Consistent Inconsistency

I took a vacation over Christmas and New Years to see my parents. My employer has known about this since February, ten months. Some of my tasks are inventory related and inventory fell on 31 Dec. This is the first inventory I have missed in seven years.

Guess how much prep my manager and the others responsible for inventory did for my absence.

I’m paid hourly, so in my, and our union’s, opinion, my work needs to be covered when I am absent. There is no plan in our company for covering tasks. There’s just a mad scramble to do what they can, despite training we put together and they then skip, and it is left to the hourly employees to fix the problems created, without extra pay and without extra time.

I am good at my job and have improved the processes and built a few crude tools in spreadsheets to speed up the tedious bits. If they hired to replace me I estimate it would take most people in my company 48 hours / week to do my job, on average. A few would get it done in 40, even fewer in 30-34 hours / week. Most weeks it takes me 24 hours.

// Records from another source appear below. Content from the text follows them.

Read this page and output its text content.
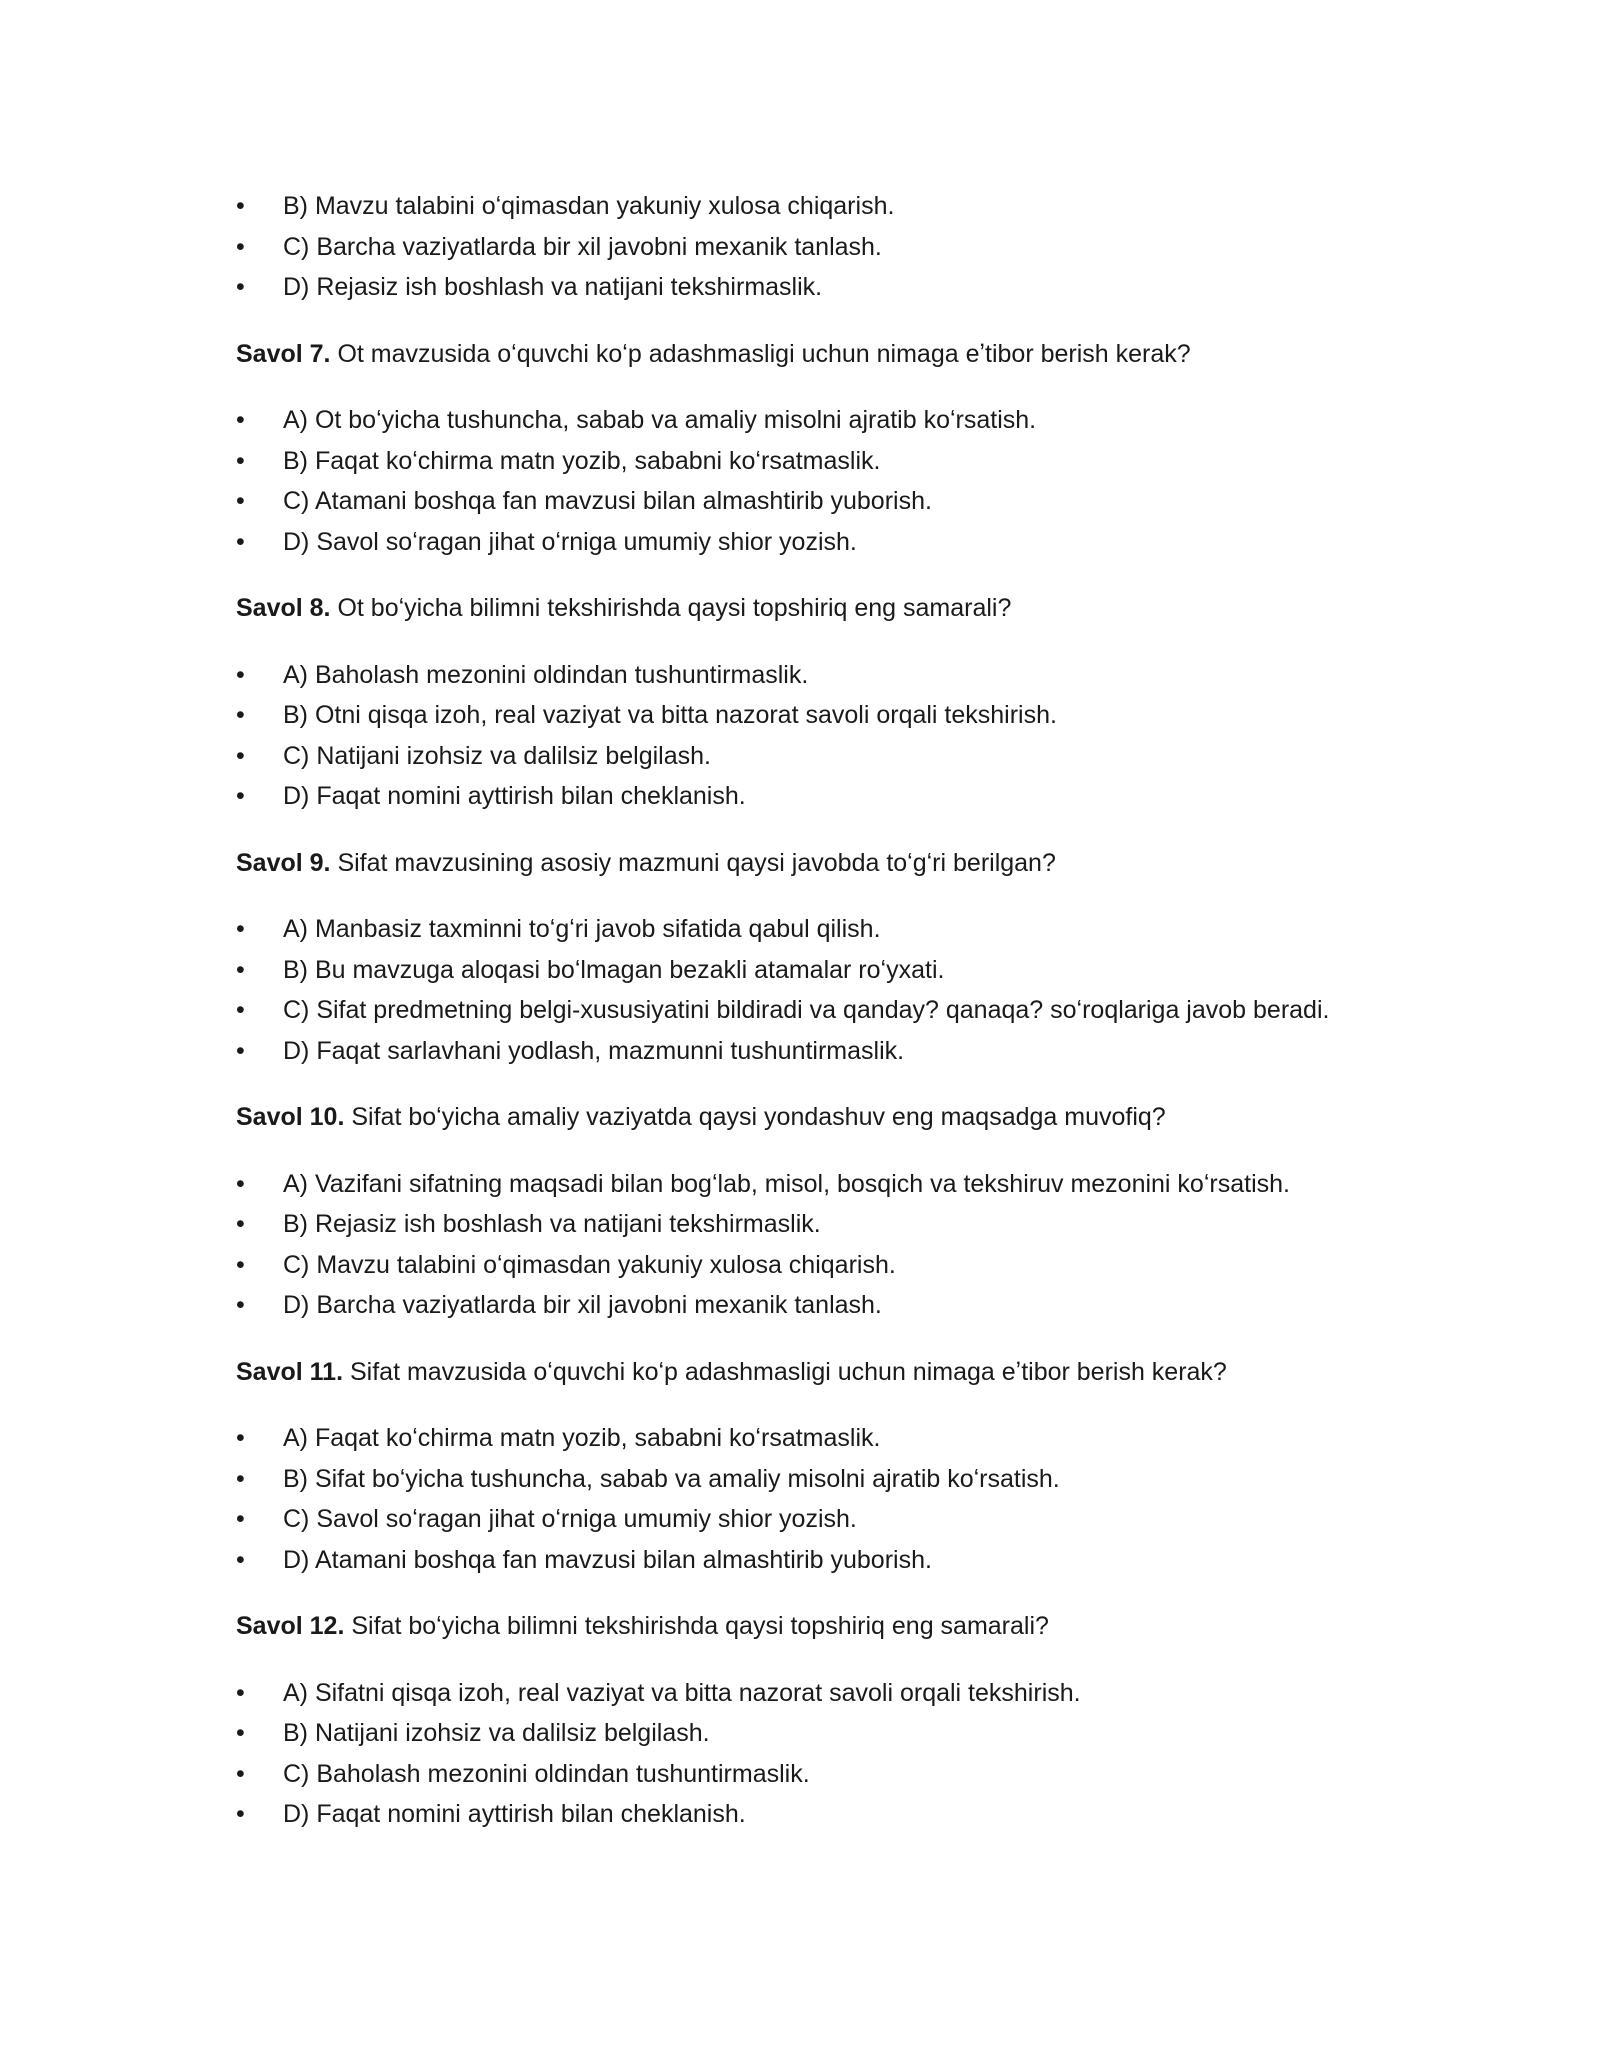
• B) Mavzu talabini oʻqimasdan yakuniy xulosa chiqarish.
• C) Barcha vaziyatlarda bir xil javobni mexanik tanlash.
• D) Rejasiz ish boshlash va natijani tekshirmaslik.

Savol 7. Ot mavzusida oʻquvchi koʻp adashmasligi uchun nimaga eʼtibor berish kerak?

• A) Ot boʻyicha tushuncha, sabab va amaliy misolni ajratib koʻrsatish.
• B) Faqat koʻchirma matn yozib, sababni koʻrsatmaslik.
• C) Atamani boshqa fan mavzusi bilan almashtirib yuborish.
• D) Savol soʻragan jihat oʻrniga umumiy shior yozish.

Savol 8. Ot boʻyicha bilimni tekshirishda qaysi topshiriq eng samarali?

• A) Baholash mezonini oldindan tushuntirmaslik.
• B) Otni qisqa izoh, real vaziyat va bitta nazorat savoli orqali tekshirish.
• C) Natijani izohsiz va dalilsiz belgilash.
• D) Faqat nomini ayttirish bilan cheklanish.

Savol 9. Sifat mavzusining asosiy mazmuni qaysi javobda toʻgʻri berilgan?

• A) Manbasiz taxminni toʻgʻri javob sifatida qabul qilish.
• B) Bu mavzuga aloqasi boʻlmagan bezakli atamalar roʻyxati.
• C) Sifat predmetning belgi-xususiyatini bildiradi va qanday? qanaqa? soʻroqlariga javob beradi.
• D) Faqat sarlavhani yodlash, mazmunni tushuntirmaslik.

Savol 10. Sifat boʻyicha amaliy vaziyatda qaysi yondashuv eng maqsadga muvofiq?

• A) Vazifani sifatning maqsadi bilan bogʻlab, misol, bosqich va tekshiruv mezonini koʻrsatish.
• B) Rejasiz ish boshlash va natijani tekshirmaslik.
• C) Mavzu talabini oʻqimasdan yakuniy xulosa chiqarish.
• D) Barcha vaziyatlarda bir xil javobni mexanik tanlash.

Savol 11. Sifat mavzusida oʻquvchi koʻp adashmasligi uchun nimaga eʼtibor berish kerak?

• A) Faqat koʻchirma matn yozib, sababni koʻrsatmaslik.
• B) Sifat boʻyicha tushuncha, sabab va amaliy misolni ajratib koʻrsatish.
• C) Savol soʻragan jihat oʻrniga umumiy shior yozish.
• D) Atamani boshqa fan mavzusi bilan almashtirib yuborish.

Savol 12. Sifat boʻyicha bilimni tekshirishda qaysi topshiriq eng samarali?

• A) Sifatni qisqa izoh, real vaziyat va bitta nazorat savoli orqali tekshirish.
• B) Natijani izohsiz va dalilsiz belgilash.
• C) Baholash mezonini oldindan tushuntirmaslik.
• D) Faqat nomini ayttirish bilan cheklanish.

The week after my vacation? It’s going to take 40 and bleed into next week, because I also have to double-check everything that was done, finish what was skipped, and fix innumerable errors.1 So most weeks I pad my work time and draw it out to 40 hours because I am already underpaid for the breadth and depth of my job responsibilities. Then, on the crunch weeks, I have the additional time to do the unpaid labor to get my job back into some semblance of order.

My biggest problem though is that my co-workers do some tasks one way and then start doing it another, and, when confronted, with evidence, deny that there is any change. One of them is an inveterate liar and discounting him I face the question of “are they doing this intentionally?” I think the answer is no — they think so little while doing their jobs that it doesn’t register when they make a change. Some of the changes probably percolate over time (most of them work in a food production environment - cooking and baking), and then suddenly evolve into a new form - a sort of punctuated equilibrium. Not all of the changes are bad, but they do all have consequences, some of which my co-workers will never see.

I don’t have the energy or tools to track the changes over time and it isn’t my job to think for them. I started, mid-December, just refusing to fill simple, but unneeded requests. I ask follow-up questions and point out how they could find the information themselves without involving anyone else and then turn back to my computer screen. “Will that work?” I ask, as I start entering data into another field.

It’s my new consistency: pointing at the toolbox and dismissing them from my attention. So far, it appears to be working just fine.

  1. Despite having created step-by-step guides for every task - “The Idiot’s Guide to Counting and Entering Inventory” if you will. Par example: last quarter, auditing the count and data entry found five obvious errors that needed correction. I did that one. This inventory, so far, I’ve found 112 obvious errors, which doubled our inventory for one department and was thousands short for another.